You are viewing a plain text version of this content. The canonical link for it is here.
Posted to dev@lucene.apache.org by Fernando Wasylyszyn <fe...@yahoo.com.ar> on 2011/01/24 15:42:04 UTC

StopTokenizer Proposal

Hi everybody. I am a developer and researcher working for Snoop Consulting 
S.R.L. in Argentina, specially in projects related to information retrieval and 
machine learning.
Working on a project from Yell Argentina (Yellow Pages) I have developed what I 
called a StopTokenizer.

Problem:

We developed a small "suggest engine" to be included in the project. This 
suggest engine shouldn't generate suggestions for a set of stopwords (for 
example: "for"). So we add a StopFilter with a predefined set of stopwords 
(including "for"). The problem arised when we tested the engine with prefixes 
that match with a stopword. For example, we were testing "for" expecting 
"forsaken" to be returned as a result and it did not happen.

Solution:

We implemented the StopTokenizer. This tokenizer takes an input string from a 
Reader, a set of characters to be used as delimiters and a set of stopwords. The 
text is tokenized using the delimiters. Then, it analyze each token and decides 
if a token is a stopword not only based on a predefined set of stopwords  (like 
the StopFilter does) but also based on:

1) The position of the token: if the text is "for sending" and whitespace is a 
delimiter, then "for" is recognized as a stopword.

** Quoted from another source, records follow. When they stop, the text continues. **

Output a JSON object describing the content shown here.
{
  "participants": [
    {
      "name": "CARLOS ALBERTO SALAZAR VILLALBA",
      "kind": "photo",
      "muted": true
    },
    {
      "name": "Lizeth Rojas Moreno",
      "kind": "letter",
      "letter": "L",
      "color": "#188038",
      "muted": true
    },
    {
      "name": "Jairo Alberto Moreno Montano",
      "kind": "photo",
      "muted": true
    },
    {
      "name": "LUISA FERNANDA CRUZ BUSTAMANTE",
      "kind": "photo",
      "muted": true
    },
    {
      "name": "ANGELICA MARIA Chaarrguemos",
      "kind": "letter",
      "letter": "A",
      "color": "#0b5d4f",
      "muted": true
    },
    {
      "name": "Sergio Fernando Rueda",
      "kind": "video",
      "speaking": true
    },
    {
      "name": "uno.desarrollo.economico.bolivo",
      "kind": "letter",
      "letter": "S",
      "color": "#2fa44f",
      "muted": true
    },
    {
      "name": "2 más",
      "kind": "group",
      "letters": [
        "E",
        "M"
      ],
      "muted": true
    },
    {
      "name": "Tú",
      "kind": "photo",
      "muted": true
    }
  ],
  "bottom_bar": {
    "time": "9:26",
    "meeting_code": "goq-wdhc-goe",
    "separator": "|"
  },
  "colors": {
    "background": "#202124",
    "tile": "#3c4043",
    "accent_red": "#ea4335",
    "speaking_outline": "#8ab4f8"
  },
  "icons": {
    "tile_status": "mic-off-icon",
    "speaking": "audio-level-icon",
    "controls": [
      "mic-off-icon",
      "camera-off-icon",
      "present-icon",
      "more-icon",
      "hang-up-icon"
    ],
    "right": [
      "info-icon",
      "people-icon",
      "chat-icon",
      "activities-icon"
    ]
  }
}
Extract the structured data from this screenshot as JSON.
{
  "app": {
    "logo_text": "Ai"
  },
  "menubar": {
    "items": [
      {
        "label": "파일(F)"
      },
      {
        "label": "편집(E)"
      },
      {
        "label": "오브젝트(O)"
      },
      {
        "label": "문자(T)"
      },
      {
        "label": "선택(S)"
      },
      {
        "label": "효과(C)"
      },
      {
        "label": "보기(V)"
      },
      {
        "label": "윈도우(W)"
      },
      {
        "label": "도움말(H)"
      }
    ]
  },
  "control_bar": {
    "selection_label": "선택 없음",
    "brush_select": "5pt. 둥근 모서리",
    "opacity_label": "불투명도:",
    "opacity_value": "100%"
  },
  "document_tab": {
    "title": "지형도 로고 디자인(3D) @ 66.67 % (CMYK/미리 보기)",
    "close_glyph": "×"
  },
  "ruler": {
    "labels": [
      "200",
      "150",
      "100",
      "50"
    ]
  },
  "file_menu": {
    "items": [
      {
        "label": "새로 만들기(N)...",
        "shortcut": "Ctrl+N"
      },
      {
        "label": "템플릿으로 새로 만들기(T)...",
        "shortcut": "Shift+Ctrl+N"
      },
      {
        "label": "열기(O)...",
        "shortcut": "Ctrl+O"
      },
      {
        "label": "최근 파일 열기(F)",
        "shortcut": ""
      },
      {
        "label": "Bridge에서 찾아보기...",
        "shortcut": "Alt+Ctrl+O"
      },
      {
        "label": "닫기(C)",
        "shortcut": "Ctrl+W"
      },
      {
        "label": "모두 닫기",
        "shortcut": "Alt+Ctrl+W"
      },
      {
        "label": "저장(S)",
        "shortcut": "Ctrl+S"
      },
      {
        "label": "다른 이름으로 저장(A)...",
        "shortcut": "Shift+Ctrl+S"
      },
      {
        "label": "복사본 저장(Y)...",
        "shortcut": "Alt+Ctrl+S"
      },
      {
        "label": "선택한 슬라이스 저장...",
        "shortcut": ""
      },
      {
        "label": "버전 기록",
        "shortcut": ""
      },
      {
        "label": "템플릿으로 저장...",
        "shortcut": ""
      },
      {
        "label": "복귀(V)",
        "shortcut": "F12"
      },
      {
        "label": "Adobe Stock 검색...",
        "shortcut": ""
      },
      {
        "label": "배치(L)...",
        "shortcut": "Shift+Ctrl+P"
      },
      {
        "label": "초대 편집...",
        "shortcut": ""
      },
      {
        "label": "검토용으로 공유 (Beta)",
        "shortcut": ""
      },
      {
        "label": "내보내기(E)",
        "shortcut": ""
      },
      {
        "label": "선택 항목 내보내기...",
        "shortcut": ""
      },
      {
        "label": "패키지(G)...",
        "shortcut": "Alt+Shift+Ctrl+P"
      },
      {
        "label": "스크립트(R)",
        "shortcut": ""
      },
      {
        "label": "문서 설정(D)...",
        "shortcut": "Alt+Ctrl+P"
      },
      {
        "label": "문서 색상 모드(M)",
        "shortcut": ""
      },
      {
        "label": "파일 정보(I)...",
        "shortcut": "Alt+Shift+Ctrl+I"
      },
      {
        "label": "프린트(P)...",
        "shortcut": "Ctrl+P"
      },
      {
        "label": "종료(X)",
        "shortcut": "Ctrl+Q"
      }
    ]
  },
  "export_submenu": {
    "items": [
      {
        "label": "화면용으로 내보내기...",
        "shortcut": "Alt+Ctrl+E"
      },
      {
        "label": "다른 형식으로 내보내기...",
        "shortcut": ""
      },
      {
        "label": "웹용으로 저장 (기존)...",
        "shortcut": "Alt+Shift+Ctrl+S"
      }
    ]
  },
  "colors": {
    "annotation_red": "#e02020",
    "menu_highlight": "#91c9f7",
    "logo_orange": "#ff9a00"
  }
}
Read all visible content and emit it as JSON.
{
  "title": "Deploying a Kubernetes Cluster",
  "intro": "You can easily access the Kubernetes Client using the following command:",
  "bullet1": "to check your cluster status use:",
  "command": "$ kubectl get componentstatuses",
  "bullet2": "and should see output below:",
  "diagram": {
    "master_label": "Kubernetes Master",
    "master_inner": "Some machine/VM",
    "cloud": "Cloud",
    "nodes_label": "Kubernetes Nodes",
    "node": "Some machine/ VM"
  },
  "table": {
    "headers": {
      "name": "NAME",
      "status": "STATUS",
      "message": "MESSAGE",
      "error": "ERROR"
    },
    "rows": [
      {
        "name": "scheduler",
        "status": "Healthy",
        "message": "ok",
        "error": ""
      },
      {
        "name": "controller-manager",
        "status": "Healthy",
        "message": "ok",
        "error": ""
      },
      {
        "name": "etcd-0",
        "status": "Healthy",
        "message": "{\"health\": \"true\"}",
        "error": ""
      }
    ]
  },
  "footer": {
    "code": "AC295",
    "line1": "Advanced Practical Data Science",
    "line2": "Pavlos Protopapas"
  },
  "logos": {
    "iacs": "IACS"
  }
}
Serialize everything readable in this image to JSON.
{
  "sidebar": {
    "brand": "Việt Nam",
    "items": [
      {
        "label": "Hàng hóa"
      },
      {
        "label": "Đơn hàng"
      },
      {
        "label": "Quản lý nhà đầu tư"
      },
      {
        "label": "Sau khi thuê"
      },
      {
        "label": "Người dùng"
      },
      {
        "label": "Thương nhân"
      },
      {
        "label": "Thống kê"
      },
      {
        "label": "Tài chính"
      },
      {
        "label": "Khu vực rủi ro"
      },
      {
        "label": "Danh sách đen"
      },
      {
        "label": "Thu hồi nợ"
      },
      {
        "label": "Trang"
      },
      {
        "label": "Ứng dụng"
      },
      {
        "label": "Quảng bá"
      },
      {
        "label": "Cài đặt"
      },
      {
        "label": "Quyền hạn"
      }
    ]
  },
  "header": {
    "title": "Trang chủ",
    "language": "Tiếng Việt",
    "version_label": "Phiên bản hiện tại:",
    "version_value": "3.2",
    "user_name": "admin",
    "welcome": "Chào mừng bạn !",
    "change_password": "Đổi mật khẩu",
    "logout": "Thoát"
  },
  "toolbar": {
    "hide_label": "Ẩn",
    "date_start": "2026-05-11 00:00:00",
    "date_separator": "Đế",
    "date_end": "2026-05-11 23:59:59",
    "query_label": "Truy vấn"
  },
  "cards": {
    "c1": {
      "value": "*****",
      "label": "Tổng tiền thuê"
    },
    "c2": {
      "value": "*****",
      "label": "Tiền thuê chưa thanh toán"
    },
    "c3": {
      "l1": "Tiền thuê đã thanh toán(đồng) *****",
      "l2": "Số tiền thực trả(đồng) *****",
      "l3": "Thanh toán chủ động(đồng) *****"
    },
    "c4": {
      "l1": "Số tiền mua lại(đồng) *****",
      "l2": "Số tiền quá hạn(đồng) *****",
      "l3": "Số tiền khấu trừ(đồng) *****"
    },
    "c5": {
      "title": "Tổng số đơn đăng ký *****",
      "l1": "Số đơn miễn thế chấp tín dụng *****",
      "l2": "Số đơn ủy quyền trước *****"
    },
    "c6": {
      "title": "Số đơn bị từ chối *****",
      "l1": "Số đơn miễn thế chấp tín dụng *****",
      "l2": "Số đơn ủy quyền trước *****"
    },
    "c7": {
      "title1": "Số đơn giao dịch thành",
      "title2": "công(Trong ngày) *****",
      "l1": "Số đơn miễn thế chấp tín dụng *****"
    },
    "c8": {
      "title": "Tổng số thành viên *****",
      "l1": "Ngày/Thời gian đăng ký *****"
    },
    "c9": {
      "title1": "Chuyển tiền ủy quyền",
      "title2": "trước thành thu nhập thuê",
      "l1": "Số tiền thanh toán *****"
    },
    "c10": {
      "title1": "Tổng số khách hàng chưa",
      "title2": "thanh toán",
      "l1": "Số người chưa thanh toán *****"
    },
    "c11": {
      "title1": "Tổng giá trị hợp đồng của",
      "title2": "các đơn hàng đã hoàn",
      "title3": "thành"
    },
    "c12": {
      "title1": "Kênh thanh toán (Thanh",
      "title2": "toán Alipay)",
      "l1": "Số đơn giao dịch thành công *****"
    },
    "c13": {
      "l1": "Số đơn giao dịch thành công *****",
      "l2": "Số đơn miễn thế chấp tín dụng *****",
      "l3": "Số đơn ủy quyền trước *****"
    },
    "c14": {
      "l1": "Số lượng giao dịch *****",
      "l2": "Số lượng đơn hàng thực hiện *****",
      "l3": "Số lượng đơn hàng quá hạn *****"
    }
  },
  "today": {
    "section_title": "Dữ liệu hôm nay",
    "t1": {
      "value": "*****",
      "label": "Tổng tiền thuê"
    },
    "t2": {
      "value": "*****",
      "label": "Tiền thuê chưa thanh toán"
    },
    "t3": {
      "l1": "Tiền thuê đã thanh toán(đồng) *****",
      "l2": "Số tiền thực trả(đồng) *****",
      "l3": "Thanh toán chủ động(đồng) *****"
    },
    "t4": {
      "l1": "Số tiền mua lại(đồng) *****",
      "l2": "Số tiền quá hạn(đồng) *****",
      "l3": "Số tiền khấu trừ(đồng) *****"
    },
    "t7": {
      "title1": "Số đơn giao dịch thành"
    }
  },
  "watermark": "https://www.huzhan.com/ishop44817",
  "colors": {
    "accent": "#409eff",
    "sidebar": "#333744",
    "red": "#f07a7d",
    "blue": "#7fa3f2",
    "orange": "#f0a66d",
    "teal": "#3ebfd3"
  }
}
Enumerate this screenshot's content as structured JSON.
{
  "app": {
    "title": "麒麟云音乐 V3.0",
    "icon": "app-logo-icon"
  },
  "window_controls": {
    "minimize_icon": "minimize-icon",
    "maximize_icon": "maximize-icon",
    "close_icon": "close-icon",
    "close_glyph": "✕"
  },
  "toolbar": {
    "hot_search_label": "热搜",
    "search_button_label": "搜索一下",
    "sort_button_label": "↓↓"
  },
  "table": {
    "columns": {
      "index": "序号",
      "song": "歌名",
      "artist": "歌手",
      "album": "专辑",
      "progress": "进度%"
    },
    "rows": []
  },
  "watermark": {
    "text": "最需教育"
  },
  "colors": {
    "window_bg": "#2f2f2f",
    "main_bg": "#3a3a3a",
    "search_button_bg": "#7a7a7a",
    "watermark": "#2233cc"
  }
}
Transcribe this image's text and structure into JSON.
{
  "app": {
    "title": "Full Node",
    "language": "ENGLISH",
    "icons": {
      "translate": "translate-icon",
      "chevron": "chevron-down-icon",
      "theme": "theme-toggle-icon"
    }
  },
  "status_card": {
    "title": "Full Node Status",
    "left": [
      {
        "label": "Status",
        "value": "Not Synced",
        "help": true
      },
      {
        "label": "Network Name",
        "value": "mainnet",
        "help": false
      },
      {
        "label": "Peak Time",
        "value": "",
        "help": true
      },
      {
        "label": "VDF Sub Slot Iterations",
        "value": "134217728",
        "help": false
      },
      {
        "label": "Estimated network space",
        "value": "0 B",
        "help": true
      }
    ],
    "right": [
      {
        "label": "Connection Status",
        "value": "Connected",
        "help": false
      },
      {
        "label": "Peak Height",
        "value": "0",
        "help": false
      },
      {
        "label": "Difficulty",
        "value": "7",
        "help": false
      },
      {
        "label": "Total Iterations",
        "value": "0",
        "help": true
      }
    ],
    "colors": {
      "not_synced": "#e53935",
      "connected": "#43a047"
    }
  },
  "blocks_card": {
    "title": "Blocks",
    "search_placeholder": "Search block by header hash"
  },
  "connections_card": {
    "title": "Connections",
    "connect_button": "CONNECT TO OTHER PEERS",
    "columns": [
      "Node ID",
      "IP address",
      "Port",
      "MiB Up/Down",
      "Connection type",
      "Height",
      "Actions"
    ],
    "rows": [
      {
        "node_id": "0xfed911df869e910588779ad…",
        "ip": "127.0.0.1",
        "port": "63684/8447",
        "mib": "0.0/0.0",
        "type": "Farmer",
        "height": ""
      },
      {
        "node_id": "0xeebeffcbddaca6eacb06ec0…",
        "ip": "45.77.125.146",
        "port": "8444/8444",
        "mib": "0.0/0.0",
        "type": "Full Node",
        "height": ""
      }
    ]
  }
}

Also if the the text is "this 
is for sending"
2) Characters surrounding the token: if the text is "for " (note the trailing 
whitespace) then the token is recognized as a stopword, but if the text is "for" 
(without whitespaces surrounding), then the token is NOT recognized as a 
stopword in order to retrieve "forsaken" as a suggestion.

We think that this tokenizer in query analysis, combined with a StopFilter for 
indexing, can be useful for the community.
Comments and ideas are welcome!

Thank you.

Cheers.
Fernando.